IV. Future Trends in Regulation and Risk Prevention
Coordinated Development of Digital Currencies
● Chen Yulu, President of Nankai University, pointed out that the global development of digital currencies should adhere to three fundamental principles: value authenticity, systemic robustness, and inclusive accessibility. He called for promoting the coordinated development of central bank digital currencies and compliant stablecoins to build a multilateral digital currency liquidity mutual assistance network.
● Similarly, a BCG report noted that CBDCs and stablecoins are complementary rather than substitutive, reflecting the digital continuation of the traditional dual currency system of central bank money and commercial bank money.

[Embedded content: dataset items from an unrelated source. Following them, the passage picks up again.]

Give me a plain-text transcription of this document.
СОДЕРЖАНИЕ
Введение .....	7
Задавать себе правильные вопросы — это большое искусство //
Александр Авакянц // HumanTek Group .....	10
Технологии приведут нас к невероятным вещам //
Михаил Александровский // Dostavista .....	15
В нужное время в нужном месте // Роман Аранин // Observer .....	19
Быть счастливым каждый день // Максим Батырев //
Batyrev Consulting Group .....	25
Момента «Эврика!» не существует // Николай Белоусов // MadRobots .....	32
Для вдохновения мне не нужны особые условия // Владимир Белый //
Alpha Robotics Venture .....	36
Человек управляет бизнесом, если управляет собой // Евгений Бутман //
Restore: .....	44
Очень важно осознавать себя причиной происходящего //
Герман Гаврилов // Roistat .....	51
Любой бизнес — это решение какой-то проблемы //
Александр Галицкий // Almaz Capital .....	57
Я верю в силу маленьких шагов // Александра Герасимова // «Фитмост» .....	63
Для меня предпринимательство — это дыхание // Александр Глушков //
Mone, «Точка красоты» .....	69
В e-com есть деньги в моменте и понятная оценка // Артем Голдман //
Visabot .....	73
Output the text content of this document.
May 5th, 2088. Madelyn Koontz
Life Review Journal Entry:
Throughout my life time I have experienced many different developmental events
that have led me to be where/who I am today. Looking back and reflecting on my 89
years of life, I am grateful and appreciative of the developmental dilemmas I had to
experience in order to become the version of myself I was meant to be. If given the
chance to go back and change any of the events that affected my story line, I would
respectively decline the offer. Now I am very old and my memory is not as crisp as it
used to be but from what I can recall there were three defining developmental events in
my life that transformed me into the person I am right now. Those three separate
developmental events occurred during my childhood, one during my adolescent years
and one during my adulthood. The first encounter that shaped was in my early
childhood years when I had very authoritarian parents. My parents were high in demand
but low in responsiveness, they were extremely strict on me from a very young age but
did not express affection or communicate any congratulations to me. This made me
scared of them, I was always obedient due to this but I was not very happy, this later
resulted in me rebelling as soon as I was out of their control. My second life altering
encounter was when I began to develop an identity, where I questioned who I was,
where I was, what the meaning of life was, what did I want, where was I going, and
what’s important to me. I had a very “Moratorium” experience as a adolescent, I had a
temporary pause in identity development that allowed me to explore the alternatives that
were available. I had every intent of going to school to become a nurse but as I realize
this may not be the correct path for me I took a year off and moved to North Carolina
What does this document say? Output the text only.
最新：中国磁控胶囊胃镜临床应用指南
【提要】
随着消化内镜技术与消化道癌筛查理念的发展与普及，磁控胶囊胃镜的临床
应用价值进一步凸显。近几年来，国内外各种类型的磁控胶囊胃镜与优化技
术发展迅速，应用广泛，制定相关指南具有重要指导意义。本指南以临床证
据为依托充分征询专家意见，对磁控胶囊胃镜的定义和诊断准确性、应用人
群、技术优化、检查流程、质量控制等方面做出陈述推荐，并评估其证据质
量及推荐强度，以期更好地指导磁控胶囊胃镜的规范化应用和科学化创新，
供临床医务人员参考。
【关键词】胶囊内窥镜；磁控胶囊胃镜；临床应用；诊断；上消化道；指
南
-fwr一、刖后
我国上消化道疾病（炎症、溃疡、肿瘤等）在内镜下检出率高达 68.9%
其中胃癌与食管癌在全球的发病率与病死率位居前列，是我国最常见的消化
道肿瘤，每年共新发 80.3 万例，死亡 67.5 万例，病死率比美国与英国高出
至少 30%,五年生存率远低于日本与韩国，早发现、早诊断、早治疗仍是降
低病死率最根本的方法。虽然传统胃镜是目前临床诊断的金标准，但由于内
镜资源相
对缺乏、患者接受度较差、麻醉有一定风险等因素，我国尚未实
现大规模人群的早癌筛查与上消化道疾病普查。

Balancing Regulation and Innovation
Excessively strict regulation may stifle innovation—if regulatory costs are too high or restrictions too many, small innovative projects may be unable to bear the burden.
● The Bank of England's approach is to design a stablecoin regulatory regime that adapts to the future, focusing on its potential applications in real-world payments and settlements rather than its current use for buying and selling crypto assets.
● South Korea is considering a dual-track approach: allowing non-bank stablecoin experiments within a regulatory sandbox while promoting institution-led stablecoins by commercial banks.
Stablecoin regulation is shifting from reactive responses to proactive framework design. The Bank of England's vision of a "multi-currency" system, where stablecoins coexist with commercial bank money (including tokenized bank deposits), is all based on the central bank's ongoing role in the financial system.
As the global regulatory framework gradually improves, stablecoins are expected to transition from "fringe games" to "mainstream financial tools," truly becoming an important force in serving the real economy and enhancing financial efficiency based on value authenticity, systemic robustness, and inclusive accessibility.